Aplikasi ini sekaligus menindaklanjuti PermenPAN-RB Nomor 5 Tahun 2025 tentang Pengelolaan Pengaduan Pelayanan Publik dan Permendagri Nomor 8 Tahun 2023 tentang Sistem Pengelolaan Pengaduan Masyarakat.

Kepala Diskominfo Bondowoso, Ghozal Rawan, menjelaskan, bahwa Aplikasi KANDA dirancang dengan tampilan sederhana, mudah diakses, serta langsung terhubung dengan Organisasi Perangkat Daerah (OPD) terkait.

“Masyarakat bisa menyampaikan pengaduan dengan mengisi formulir digital, melampirkan bukti jika perlu, lalu memilih kategori masalah.

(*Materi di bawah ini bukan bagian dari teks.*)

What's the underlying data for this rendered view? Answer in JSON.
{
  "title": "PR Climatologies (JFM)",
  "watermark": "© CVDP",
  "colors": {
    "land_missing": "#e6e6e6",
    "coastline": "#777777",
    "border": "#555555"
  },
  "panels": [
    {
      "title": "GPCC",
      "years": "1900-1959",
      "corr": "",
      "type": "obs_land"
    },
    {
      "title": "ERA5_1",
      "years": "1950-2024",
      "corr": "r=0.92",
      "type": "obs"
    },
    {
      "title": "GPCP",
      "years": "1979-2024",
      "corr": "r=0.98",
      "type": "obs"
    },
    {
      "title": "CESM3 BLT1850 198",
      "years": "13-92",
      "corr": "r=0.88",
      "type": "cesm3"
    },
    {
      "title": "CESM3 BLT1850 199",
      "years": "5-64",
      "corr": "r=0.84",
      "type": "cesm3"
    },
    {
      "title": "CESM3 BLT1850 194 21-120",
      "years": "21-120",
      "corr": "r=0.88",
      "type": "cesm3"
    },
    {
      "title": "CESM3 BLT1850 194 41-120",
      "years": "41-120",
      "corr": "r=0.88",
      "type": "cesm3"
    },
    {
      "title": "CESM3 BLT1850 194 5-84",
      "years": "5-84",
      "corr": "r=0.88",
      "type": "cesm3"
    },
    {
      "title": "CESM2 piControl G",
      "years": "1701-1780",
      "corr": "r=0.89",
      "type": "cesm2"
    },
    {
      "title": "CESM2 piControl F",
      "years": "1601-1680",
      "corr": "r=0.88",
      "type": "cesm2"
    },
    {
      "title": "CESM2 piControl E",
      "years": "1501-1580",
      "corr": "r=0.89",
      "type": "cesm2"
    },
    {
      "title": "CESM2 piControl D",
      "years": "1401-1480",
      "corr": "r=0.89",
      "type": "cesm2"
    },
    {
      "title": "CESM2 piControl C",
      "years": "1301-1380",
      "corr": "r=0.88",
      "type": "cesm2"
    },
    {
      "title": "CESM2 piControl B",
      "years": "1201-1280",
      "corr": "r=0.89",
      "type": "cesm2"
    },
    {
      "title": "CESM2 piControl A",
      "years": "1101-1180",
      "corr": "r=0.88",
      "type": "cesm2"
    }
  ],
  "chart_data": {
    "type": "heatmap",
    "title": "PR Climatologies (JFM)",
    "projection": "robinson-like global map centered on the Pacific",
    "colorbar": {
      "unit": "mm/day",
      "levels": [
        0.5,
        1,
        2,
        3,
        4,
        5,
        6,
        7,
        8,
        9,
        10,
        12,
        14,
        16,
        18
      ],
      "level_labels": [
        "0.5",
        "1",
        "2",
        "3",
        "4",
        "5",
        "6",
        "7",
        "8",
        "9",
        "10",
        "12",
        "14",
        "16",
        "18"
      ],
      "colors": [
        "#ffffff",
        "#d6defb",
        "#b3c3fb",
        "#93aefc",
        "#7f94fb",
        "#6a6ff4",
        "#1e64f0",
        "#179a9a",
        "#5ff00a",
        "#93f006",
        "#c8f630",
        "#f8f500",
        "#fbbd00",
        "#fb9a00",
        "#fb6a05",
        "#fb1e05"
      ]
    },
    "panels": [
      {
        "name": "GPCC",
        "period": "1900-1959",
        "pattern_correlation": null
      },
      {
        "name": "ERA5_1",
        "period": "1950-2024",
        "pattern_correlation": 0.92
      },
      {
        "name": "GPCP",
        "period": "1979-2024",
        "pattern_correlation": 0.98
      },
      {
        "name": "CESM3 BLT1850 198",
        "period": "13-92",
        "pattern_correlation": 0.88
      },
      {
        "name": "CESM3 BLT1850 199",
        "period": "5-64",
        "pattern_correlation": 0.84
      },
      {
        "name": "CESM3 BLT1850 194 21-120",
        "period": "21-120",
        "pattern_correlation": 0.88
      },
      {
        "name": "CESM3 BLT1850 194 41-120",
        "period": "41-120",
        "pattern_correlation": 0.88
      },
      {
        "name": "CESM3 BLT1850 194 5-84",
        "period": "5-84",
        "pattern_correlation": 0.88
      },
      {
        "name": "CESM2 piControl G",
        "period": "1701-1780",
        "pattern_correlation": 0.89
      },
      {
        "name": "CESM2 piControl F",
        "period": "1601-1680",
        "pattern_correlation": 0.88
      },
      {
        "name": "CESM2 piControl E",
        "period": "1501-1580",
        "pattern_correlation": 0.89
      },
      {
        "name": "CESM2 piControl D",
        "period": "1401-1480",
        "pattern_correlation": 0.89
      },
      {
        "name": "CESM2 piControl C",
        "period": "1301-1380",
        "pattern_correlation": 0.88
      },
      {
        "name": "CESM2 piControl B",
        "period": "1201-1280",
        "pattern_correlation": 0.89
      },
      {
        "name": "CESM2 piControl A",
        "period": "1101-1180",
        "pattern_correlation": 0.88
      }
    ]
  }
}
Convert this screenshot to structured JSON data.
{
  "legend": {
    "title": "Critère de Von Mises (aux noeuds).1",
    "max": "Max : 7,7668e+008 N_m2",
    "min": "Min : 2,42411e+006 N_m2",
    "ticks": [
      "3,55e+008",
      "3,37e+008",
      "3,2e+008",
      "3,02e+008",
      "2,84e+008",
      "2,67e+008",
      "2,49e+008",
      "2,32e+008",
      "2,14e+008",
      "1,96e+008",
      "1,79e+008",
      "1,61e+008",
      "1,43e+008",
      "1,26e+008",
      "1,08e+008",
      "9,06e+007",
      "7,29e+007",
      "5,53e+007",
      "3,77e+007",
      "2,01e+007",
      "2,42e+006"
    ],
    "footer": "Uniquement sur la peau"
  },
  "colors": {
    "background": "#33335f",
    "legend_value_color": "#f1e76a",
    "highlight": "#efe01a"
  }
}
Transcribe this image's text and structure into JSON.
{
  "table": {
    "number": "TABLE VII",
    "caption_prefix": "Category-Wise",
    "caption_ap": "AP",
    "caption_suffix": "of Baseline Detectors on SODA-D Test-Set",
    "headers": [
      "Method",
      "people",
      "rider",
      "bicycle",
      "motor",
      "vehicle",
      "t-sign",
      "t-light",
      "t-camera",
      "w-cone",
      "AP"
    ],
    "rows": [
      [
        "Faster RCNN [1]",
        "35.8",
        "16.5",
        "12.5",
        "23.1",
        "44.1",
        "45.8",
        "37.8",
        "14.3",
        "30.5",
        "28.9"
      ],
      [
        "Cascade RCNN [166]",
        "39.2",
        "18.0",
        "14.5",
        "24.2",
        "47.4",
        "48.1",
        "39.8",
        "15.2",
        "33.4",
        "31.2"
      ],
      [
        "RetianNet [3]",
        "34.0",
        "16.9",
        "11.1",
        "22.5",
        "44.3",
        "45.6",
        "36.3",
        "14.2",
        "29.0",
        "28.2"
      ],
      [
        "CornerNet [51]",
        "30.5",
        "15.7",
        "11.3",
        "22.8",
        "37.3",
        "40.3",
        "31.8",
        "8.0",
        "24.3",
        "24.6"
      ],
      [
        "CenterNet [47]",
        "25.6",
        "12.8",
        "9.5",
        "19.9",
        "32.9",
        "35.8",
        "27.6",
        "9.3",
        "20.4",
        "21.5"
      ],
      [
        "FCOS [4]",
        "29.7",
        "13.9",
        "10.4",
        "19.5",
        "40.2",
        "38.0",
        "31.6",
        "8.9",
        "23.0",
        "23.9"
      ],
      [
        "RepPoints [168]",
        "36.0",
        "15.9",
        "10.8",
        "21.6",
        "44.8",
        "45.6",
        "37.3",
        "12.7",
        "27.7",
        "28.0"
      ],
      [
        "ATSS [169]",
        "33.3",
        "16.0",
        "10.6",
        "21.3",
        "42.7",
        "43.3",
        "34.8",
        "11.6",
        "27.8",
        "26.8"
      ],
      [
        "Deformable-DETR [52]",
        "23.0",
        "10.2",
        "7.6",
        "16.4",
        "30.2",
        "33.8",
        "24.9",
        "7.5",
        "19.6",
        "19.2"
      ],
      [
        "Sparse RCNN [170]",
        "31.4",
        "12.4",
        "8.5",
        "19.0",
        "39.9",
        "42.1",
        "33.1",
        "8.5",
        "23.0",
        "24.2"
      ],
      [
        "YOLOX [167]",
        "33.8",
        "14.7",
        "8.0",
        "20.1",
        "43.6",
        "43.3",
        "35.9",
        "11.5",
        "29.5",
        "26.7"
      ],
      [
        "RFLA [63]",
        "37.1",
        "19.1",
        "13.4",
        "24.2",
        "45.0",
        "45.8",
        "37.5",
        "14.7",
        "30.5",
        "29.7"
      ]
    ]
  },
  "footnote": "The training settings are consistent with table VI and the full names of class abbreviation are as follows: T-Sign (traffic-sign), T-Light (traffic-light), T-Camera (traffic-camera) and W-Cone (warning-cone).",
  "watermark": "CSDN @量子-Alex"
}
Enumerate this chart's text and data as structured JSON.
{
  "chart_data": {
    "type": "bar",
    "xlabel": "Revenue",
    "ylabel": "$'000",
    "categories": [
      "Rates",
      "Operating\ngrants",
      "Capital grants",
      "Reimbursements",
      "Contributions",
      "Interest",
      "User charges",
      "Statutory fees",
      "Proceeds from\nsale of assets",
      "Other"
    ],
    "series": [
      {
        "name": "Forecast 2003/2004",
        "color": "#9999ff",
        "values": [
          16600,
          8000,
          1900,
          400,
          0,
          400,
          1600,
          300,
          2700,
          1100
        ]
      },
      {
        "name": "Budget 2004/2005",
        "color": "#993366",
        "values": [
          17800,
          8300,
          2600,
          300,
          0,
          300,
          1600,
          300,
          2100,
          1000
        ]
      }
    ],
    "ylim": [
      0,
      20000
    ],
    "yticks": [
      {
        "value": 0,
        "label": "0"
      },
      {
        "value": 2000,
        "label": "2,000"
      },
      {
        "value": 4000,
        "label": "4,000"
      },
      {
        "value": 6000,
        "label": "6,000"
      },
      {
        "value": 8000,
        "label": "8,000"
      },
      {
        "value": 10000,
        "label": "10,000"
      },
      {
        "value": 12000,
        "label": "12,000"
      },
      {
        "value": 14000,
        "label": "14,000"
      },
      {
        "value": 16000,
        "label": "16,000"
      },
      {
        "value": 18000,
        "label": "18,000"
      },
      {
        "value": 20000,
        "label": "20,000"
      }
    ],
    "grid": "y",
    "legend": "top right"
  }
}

Laporan otomatis diteruskan ke OPD berwenang sehingga tindak lanjut lebih cepat,” kata Ghozal.

KANDA saat ini sudah bisa diunduh gratis di Google Play Store dan akan segera hadir di App Store. Aplikasi ini juga dilengkapi fitur notifikasi agar warga dapat memantau progres aduan secara real-time.

Dengan adanya aplikasi ini, pemerintah berharap tercipta transparansi dalam setiap penanganan aduan. Semua laporan yang masuk terdokumentasi dengan baik, sehingga masyarakat bisa menilai sejauh mana pemerintah merespons kebutuhan mereka.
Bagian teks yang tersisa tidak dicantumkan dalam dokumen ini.